Children are picking through the
garbage with ravaged looks on their faces and she is
singing. One day that voice will be remembered just as those of
Maria Callas and Victoria de los Angeles were remembered. Or, not
to be seen as being sexist or racist, the voices of Paul Robeson or
Pavarotti.
The children will not be, are not, remembered,
though, unless we are prompted by something to make the emotional
effort to look these things in the eye, as they are, not as they
should be.
Noh theatre intrigues me. As do all
efforts to communicate without the use of words.

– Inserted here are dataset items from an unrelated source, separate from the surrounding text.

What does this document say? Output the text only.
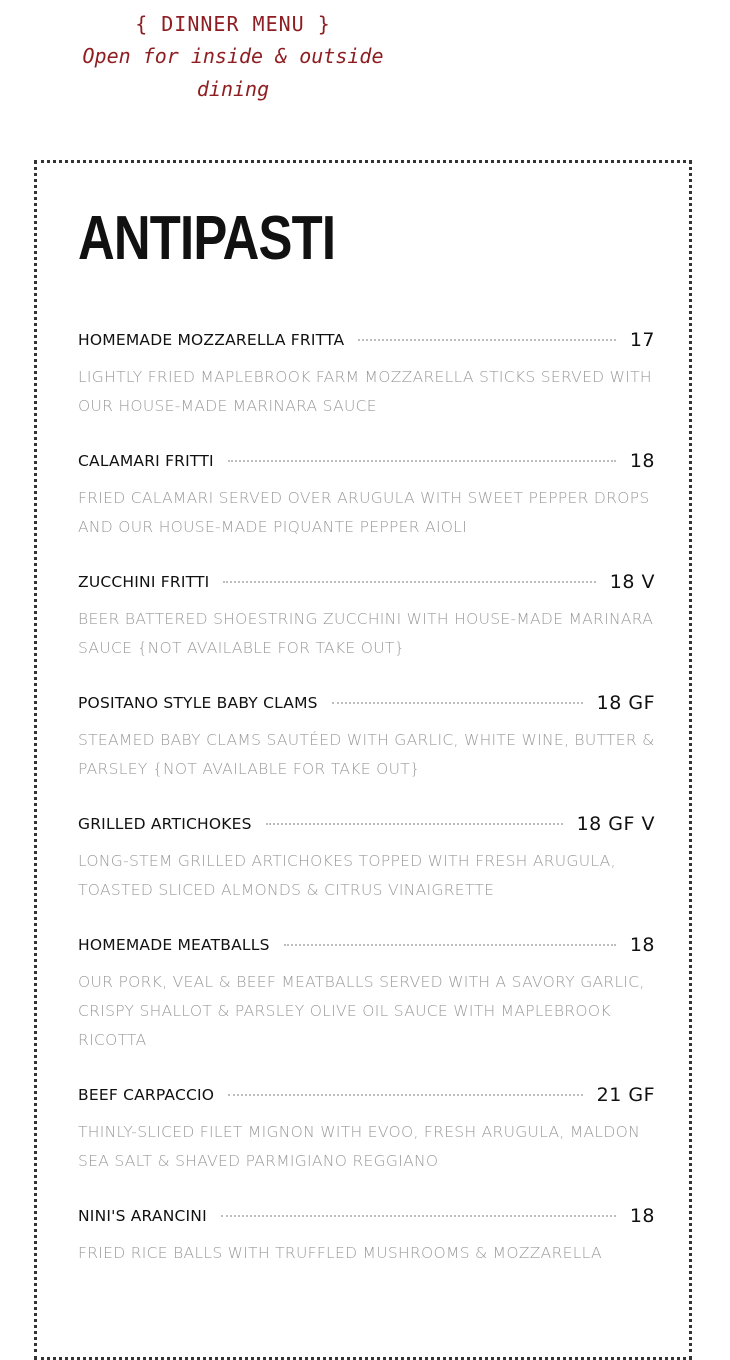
{ DINNER MENU }
Open for inside & outside dining
ANTIPASTI
HOMEMADE MOZZARELLA FRITTA	17
LIGHTLY FRIED MAPLEBROOK FARM MOZZARELLA STICKS SERVED WITH OUR HOUSE-MADE MARINARA SAUCE
CALAMARI FRITTI	18
FRIED CALAMARI SERVED OVER ARUGULA WITH SWEET PEPPER DROPS AND OUR HOUSE-MADE PIQUANTE PEPPER AIOLI
ZUCCHINI FRITTI	18 V
BEER BATTERED SHOESTRING ZUCCHINI WITH HOUSE-MADE MARINARA SAUCE {NOT AVAILABLE FOR TAKE OUT}
POSITANO STYLE BABY CLAMS	18 GF
STEAMED BABY CLAMS SAUTÉED WITH GARLIC, WHITE WINE, BUTTER & PARSLEY {NOT AVAILABLE FOR TAKE OUT}
GRILLED ARTICHOKES	18 GF V
LONG-STEM GRILLED ARTICHOKES TOPPED WITH FRESH ARUGULA, TOASTED SLICED ALMONDS & CITRUS VINAIGRETTE
HOMEMADE MEATBALLS	18
OUR PORK, VEAL & BEEF MEATBALLS SERVED WITH A SAVORY GARLIC, CRISPY SHALLOT & PARSLEY OLIVE OIL SAUCE WITH MAPLEBROOK RICOTTA
BEEF CARPACCIO	21 GF
THINLY-SLICED FILET MIGNON WITH EVOO, FRESH ARUGULA, MALDON SEA SALT & SHAVED PARMIGIANO REGGIANO
NINI'S ARANCINI	18
FRIED RICE BALLS WITH TRUFFLED MUSHROOMS & MOZZARELLA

Just then the holocaust. Just then the
killing fields and the skulls photographed so beautifully that they
become almost religious: these tableaux would not be out of place in
cathedral, basilica, temple or mosque. Too many, far too many,
unacceptably many, have been slaughtered in the name of the divine to
permit the divine any claim to usefulness, except, perhaps,
sometimes, as a comfort for those assaulted by grief or mystified by
failure to understand that some things are forever beyond us.. Even that, though, is
no longer enough justification.
And the Ganges. The dead burning by
the shores. The redemption to be found in water. The lotus candles
floating into the light. These things are so suggestive and so
seductive one is hard pressed not to infer the numinous. One must be
strong. One must keep one’s eyes open and sharply focused. The
redemption can be real, but that is not enough to support the
dangerous, fatal theistic nonsense.
Look it in the eyes. Always look it in
the eyes, even until the eyes tire. And never stop. And if it seems
that there are patterns to things, always suspect them, for we make
patterns where there are none.
It has never been about finding god.
It has always and ever will be about losing oneself.